In 1937, he was an advertising director of one of his uncle's papers when he formed a partnership with journalist Hugh Cudlipp. When he was made a senior director, he chose Cudlipp as his new editor. At the age of 23, Cudlipp became the youngest chief editor in Fleet Street. Between them, both men turned The Daily Mirror into the world's largest selling daily newspaper. In 1967, the Daily Mirror's circulation reached a world record of 5,282,137 copies. By 1963, King was chairman of the International Publishing Corporation (IPC), then the biggest publishing empire in the world, which included the Daily Mirror and some two hundred other papers and magazines (1963-1968). His influence in British public life was enormous. He himself believed that criticism of Winston Churchill's government by the Mirror had caused that government's collapse after the war.

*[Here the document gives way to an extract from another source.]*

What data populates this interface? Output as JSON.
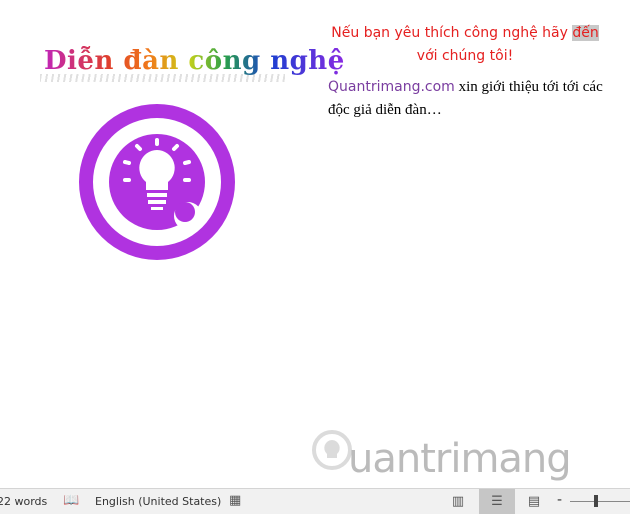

King was involved in, and probably instigated, a bizarre 1968 meeting with Louis Mountbatten, among others, in which he proposed that Harold Wilson's government be overthrown and replaced with a temporary administration headed by Mountbatten. He had no support from them for this, so he decided to override the editorial independence of the Mirror and wrote and instructed to be published a front page article calling on Wilson to be removed by some sort of extra-parliamentary action. The board of IPC met and demanded his resignation for this breach of procedure and damaging the interests of IPC as a public company. He refused, so was dismissed by the board on 30 May.
He married, firstly, Agnes Margaret Cooke, daughter of Canon George Albert Cooke and Frances Helen Anderson, in 1923. They had four children: Michael, Francis, Priscilla and Colin. He and Agnes Margaret Cooke were divorced. He married, secondly, Dame Ruth Railton in 1962, founder of the National Youth Orchestra of Great Britain, daughter of Rev David Railton and Ruby Marion Wilson.
In 1974, he moved from London to Dublin with his second wife. He died at his Dublin home, The Pavilion, 23 Greenfield Park, following a long illness. He was survived by Dame Ruth as well as his children by his first marriage.